SAG has doubled its price since December, when it was traded at $0.04. Nevertheless, it is still below its year-high of $0.095, set in late January.
The future behavior of the stock will be, no doubt, influenced by the changes voted on the annual meeting. The shareholders approved the change of the company’s name to “Cerro Grande Mining Corporation” and the TSX stock symbol from SAG to CEG. They also voted in favor of a share consolidation plan, based on a 10:1 reverse split – ten old shares for one new. New directors were elected as well.
Judging by the chart, we might assume possible support levels for SAG at $0.065 and $0.07 and a probable resistance level at $0.085.

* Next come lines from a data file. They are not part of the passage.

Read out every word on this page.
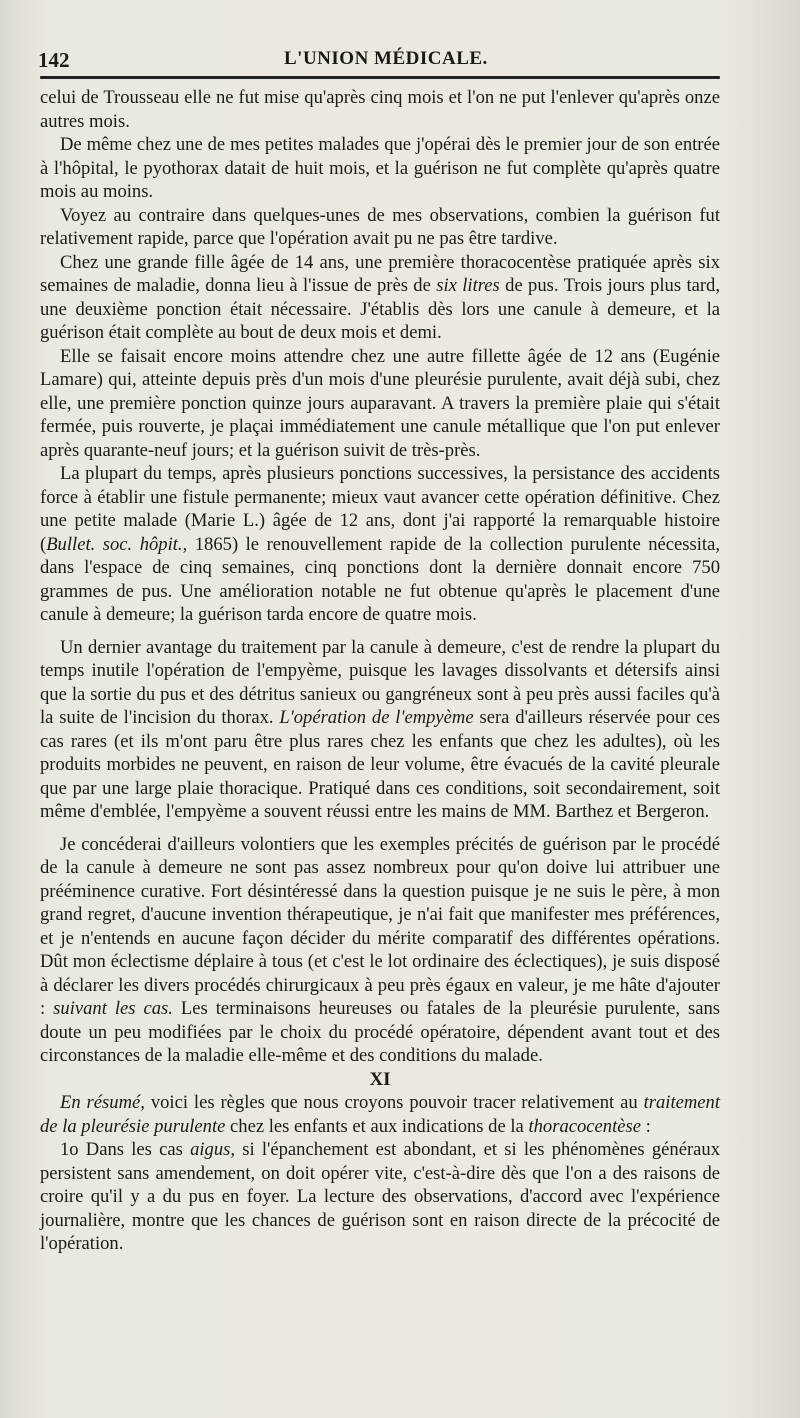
142	L'UNION MÉDICALE.

celui de Trousseau elle ne fut mise qu'après cinq mois et l'on ne put l'enlever qu'après onze autres mois.

De même chez une de mes petites malades que j'opérai dès le premier jour de son entrée à l'hôpital, le pyothorax datait de huit mois, et la guérison ne fut complète qu'après quatre mois au moins.

Voyez au contraire dans quelques-unes de mes observations, combien la guérison fut relativement rapide, parce que l'opération avait pu ne pas être tardive.

Chez une grande fille âgée de 14 ans, une première thoracocentèse pratiquée après six semaines de maladie, donna lieu à l'issue de près de six litres de pus. Trois jours plus tard, une deuxième ponction était nécessaire. J'établis dès lors une canule à demeure, et la guérison était complète au bout de deux mois et demi.

Elle se faisait encore moins attendre chez une autre fillette âgée de 12 ans (Eugénie Lamare) qui, atteinte depuis près d'un mois d'une pleurésie purulente, avait déjà subi, chez elle, une première ponction quinze jours auparavant. A travers la première plaie qui s'était fermée, puis rouverte, je plaçai immédiatement une canule métallique que l'on put enlever après quarante-neuf jours; et la guérison suivit de très-près.

La plupart du temps, après plusieurs ponctions successives, la persistance des accidents force à établir une fistule permanente; mieux vaut avancer cette opération définitive. Chez une petite malade (Marie L.) âgée de 12 ans, dont j'ai rapporté la remarquable histoire (Bullet. soc. hôpit., 1865) le renouvellement rapide de la collection purulente nécessita, dans l'espace de cinq semaines, cinq ponctions dont la dernière donnait encore 750 grammes de pus. Une amélioration notable ne fut obtenue qu'après le placement d'une canule à demeure; la guérison tarda encore de quatre mois.

Un dernier avantage du traitement par la canule à demeure, c'est de rendre la plupart du temps inutile l'opération de l'empyème, puisque les lavages dissolvants et détersifs ainsi que la sortie du pus et des détritus sanieux ou gangréneux sont à peu près aussi faciles qu'à la suite de l'incision du thorax. L'opération de l'empyème sera d'ailleurs réservée pour ces cas rares (et ils m'ont paru être plus rares chez les enfants que chez les adultes), où les produits morbides ne peuvent, en raison de leur volume, être évacués de la cavité pleurale que par une large plaie thoracique. Pratiqué dans ces conditions, soit secondairement, soit même d'emblée, l'empyème a souvent réussi entre les mains de MM. Barthez et Bergeron.

Je concéderai d'ailleurs volontiers que les exemples précités de guérison par le procédé de la canule à demeure ne sont pas assez nombreux pour qu'on doive lui attribuer une prééminence curative. Fort désintéressé dans la question puisque je ne suis le père, à mon grand regret, d'aucune invention thérapeutique, je n'ai fait que manifester mes préférences, et je n'entends en aucune façon décider du mérite comparatif des différentes opérations. Dût mon éclectisme déplaire à tous (et c'est le lot ordinaire des éclectiques), je suis disposé à déclarer les divers procédés chirurgicaux à peu près égaux en valeur, je me hâte d'ajouter : suivant les cas. Les terminaisons heureuses ou fatales de la pleurésie purulente, sans doute un peu modifiées par le choix du procédé opératoire, dépendent avant tout et des circonstances de la maladie elle-même et des conditions du malade.

XI

En résumé, voici les règles que nous croyons pouvoir tracer relativement au traitement de la pleurésie purulente chez les enfants et aux indications de la thoracocentèse :

1o Dans les cas aigus, si l'épanchement est abondant, et si les phénomènes généraux persistent sans amendement, on doit opérer vite, c'est-à-dire dès que l'on a des raisons de croire qu'il y a du pus en foyer. La lecture des observations, d'accord avec l'expérience journalière, montre que les chances de guérison sont en raison directe de la précocité de l'opération.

The financial state of the company looks solid and could possibly support a further rise in the shares. In the end of 2010, South reported rising revenue, a positive net income of $1.68M for the fourth quarter of the year, and $3M in cash.
Looking from a different angle, however, there are, maybe, somewhat negative data in the latest company’s financial reports. This is the humble working capital, which was only $0.26M in the end of 2010. The $1.17M, raised through the exercise of stock options and warrants in February, could hardly make things much more different.
Finally, we should note that the company seems overvalued by investors, as its present market value is $68.5M, while the tangible net worth of the company is about $15M. This suggests the current share price looks a bit high and is not supported enough by the company’s fundamentals.